Registered: 2010-05-04
Posts: 606

Is a Soi a Lane?

In Chiang Mai they have replaced the "Soi" on some street signs with "Lane".

The Thai name states "Soi", but for the transliteration they used "Lane". This violates the RTGS rules. But Calling it "road" instead of Thanon as well.

What would you expect to be in the "name:en" tag? Usually Sois are named Soi. That's what the locals call it and that is what a taxi driver would need. I have serious doubts they understand "lane".

Also I remember some areas had one end tagged with "Lane" and the other with "Soi", think it was down Vitchayanon road.

So what to put in the database? The real name or the wrong translation from the sign?



#2 2010-12-11 06:54:40

From: Khon Kaen, Thailand
Registered: 2009-12-12
Posts: 421

Re: Is a Soi a Lane?

In general I put in name:en what I find on signs or plates, except there's a typo. I take it as official international name and because Thailand is using english words in their international names I put it in name:en. Sometimes it's a translation (e.g. Road), sometimes a romanization (e.g. Thanon), sometimes it's a mixture (e.g. Kasikorn Bank). If there are different versions on different signs I take which I think suits best. Sometimes I put two versions in name:en. This is to help a foreigner who is using the map and reading the signs when looking for a road or location.

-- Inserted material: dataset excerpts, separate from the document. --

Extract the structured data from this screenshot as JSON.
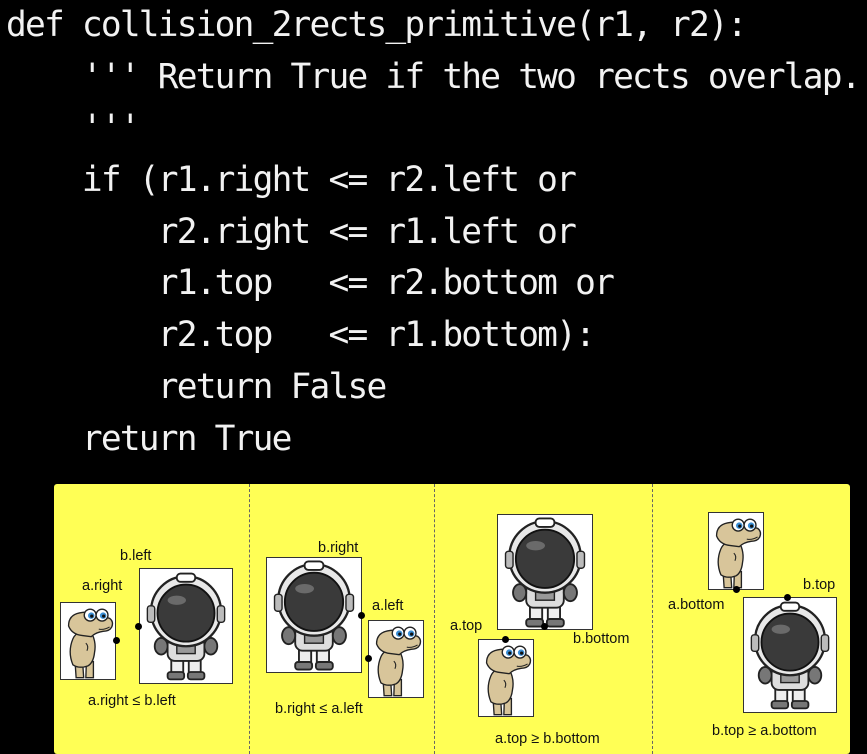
{
  "code": {
    "lines": [
      "def collision_2rects_primitive(r1, r2):",
      "    ''' Return True if the two rects overlap.",
      "    '''",
      "    if (r1.right <= r2.left or",
      "        r2.right <= r1.left or",
      "        r1.top   <= r2.bottom or",
      "        r2.top   <= r1.bottom):",
      "        return False",
      "    return True"
    ]
  },
  "diagram": {
    "panel_color": "#ffff55",
    "cases": [
      {
        "label_a": "a.right",
        "label_b": "b.left",
        "condition": "a.right ≤ b.left"
      },
      {
        "label_a": "a.left",
        "label_b": "b.right",
        "condition": "b.right ≤ a.left"
      },
      {
        "label_a": "a.top",
        "label_b": "b.bottom",
        "condition": "a.top ≥ b.bottom"
      },
      {
        "label_a": "a.bottom",
        "label_b": "b.top",
        "condition": "b.top ≥ a.bottom"
      }
    ]
  }
}
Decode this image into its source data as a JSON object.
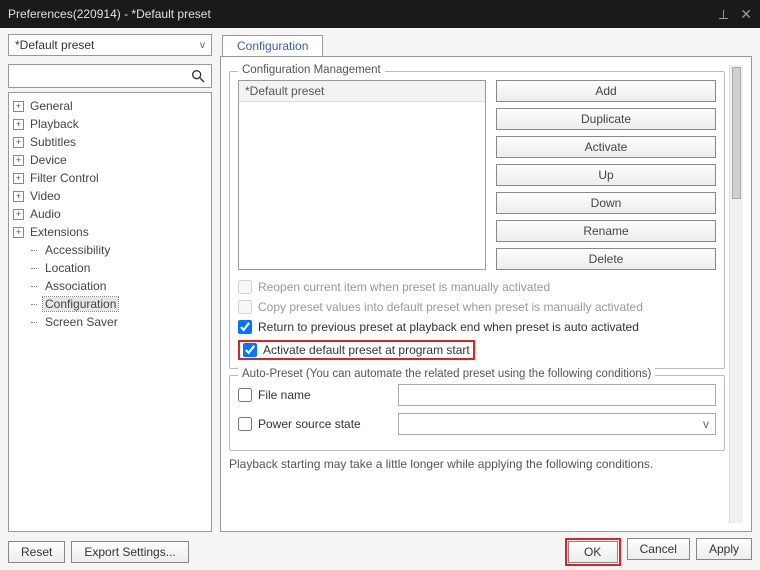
{
  "window": {
    "title": "Preferences(220914) - *Default preset"
  },
  "left": {
    "preset_selected": "*Default preset",
    "search_placeholder": "",
    "tree": [
      {
        "label": "General",
        "expandable": true
      },
      {
        "label": "Playback",
        "expandable": true
      },
      {
        "label": "Subtitles",
        "expandable": true
      },
      {
        "label": "Device",
        "expandable": true
      },
      {
        "label": "Filter Control",
        "expandable": true
      },
      {
        "label": "Video",
        "expandable": true
      },
      {
        "label": "Audio",
        "expandable": true
      },
      {
        "label": "Extensions",
        "expandable": true,
        "expanded": false
      },
      {
        "label": "Accessibility",
        "child": true
      },
      {
        "label": "Location",
        "child": true
      },
      {
        "label": "Association",
        "child": true
      },
      {
        "label": "Configuration",
        "child": true,
        "selected": true
      },
      {
        "label": "Screen Saver",
        "child": true
      }
    ]
  },
  "right": {
    "tab_label": "Configuration",
    "mgmt_legend": "Configuration Management",
    "preset_list": [
      "*Default preset"
    ],
    "buttons": {
      "add": "Add",
      "duplicate": "Duplicate",
      "activate": "Activate",
      "up": "Up",
      "down": "Down",
      "rename": "Rename",
      "delete": "Delete"
    },
    "checks": {
      "reopen": "Reopen current item when preset is manually activated",
      "copy": "Copy preset values into default preset when preset is manually activated",
      "return": "Return to previous preset at playback end when preset is auto activated",
      "activate_default": "Activate default preset at program start"
    },
    "auto_legend": "Auto-Preset (You can automate the related preset using the following conditions)",
    "auto_filename": "File name",
    "auto_power": "Power source state",
    "auto_power_chev": "v",
    "note": "Playback starting may take a little longer while applying the following conditions."
  },
  "footer": {
    "reset": "Reset",
    "export": "Export Settings...",
    "ok": "OK",
    "cancel": "Cancel",
    "apply": "Apply"
  }
}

To talk to lokals who are not able to read the international name in roman letters on the signs and don't know it I think the best is to use bilingual maps. The local can read the Thai name. And the foreigner even with little skill of Thai can try to compare letter by letter if there's no international name on the sign. And that's why I add the local name and the international name whenever I can.